Growing pains in CRISPR gene editing

Jul 12 2018

In the six years since its inception, CRISPR gene editing has experienced ups and downs, from giddy excitement over the technology's potential to cure genetic diseases to patent disputes, ethical considerations and cancer scares. Despite recent setbacks, companies developing CRISPR therapies are forging ahead, reports an article in Chemical & Engineering News (C&EN), the weekly news magazine of the American Chemical Society.
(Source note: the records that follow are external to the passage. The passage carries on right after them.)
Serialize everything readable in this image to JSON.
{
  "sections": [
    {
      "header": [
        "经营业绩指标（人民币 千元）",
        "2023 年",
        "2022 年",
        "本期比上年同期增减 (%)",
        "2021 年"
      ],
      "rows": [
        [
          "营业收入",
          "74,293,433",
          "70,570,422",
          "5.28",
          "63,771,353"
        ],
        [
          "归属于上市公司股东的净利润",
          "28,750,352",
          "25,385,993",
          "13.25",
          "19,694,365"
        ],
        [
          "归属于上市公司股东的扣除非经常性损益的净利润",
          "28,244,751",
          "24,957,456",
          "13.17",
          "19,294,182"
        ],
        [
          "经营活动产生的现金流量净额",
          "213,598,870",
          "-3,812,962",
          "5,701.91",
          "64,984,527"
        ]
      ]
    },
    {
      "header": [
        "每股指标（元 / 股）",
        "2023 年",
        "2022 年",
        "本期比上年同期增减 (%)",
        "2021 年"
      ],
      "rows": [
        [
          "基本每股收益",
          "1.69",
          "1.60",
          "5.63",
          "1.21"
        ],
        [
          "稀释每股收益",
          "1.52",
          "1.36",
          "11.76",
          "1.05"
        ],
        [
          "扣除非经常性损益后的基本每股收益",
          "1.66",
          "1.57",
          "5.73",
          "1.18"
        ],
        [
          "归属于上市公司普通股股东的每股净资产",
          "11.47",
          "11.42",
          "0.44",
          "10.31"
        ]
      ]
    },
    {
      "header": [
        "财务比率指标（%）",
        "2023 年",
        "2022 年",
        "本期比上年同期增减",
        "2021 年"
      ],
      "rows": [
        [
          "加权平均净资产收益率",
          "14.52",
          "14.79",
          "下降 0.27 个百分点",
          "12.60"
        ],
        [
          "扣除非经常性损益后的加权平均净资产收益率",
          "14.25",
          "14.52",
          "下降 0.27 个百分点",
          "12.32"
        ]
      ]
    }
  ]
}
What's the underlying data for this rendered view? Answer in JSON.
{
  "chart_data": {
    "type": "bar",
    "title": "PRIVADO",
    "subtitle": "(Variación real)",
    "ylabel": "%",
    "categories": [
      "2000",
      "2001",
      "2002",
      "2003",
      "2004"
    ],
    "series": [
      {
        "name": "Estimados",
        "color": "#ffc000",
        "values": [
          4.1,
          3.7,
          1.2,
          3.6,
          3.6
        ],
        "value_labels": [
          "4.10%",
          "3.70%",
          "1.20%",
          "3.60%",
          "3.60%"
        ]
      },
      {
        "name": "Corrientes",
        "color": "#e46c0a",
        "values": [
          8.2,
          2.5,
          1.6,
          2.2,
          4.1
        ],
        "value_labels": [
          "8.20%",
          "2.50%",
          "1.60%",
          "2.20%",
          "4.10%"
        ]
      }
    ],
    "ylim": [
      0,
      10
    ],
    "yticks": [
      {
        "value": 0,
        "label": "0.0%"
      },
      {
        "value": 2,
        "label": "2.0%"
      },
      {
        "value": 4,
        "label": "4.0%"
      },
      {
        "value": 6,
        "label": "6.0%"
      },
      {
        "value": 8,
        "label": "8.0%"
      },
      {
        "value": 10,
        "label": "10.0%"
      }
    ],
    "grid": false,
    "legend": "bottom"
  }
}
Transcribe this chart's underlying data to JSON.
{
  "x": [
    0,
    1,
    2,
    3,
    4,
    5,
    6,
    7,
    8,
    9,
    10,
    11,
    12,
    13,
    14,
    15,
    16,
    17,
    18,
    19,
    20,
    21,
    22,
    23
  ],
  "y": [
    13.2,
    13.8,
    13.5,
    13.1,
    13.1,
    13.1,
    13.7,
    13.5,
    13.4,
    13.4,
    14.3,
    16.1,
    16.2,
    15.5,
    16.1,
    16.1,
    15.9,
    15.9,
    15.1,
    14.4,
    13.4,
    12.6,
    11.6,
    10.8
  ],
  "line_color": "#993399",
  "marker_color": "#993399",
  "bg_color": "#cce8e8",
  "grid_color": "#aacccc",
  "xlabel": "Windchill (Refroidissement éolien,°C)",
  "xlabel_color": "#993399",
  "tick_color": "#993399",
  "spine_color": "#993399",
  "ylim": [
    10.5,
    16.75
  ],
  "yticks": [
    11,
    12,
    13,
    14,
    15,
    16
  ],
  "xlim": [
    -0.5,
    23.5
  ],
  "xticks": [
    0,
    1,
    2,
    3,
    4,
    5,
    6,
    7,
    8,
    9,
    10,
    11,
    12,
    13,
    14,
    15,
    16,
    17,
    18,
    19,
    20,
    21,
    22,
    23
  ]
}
The CRISPR process makes double-stranded breaks at particular sites in DNA, specified by a guide RNA, with an enzyme called Cas9. The cell machinery then repairs the DNA break, while a CRISPR template DNA sequence introduces edits to restore a defective gene's function. The first clinical trials of CRISPR will take place within the next year. However, since May 2017, a few studies in mice and human cell lines have raised safety concerns over the technology, writes Assistant Editor Ryan Cross.

Last month, a pair of papers in Nature Medicine indicated that CRISPR doesn't work in two human cell lines unless a protein called p53 is broken or missing. Because cancer cells often have defective p53, some media coverage linked CRISPR to cancer. However, representatives from companies developing the technology downplay these results because they are not using these cell lines for their therapies. They also note that an earlier report suggesting that CRISPR is not as precise as intended has been retracted because the alleged off-target effects of the technology were later attributed to natural genetic variation in the studied mice.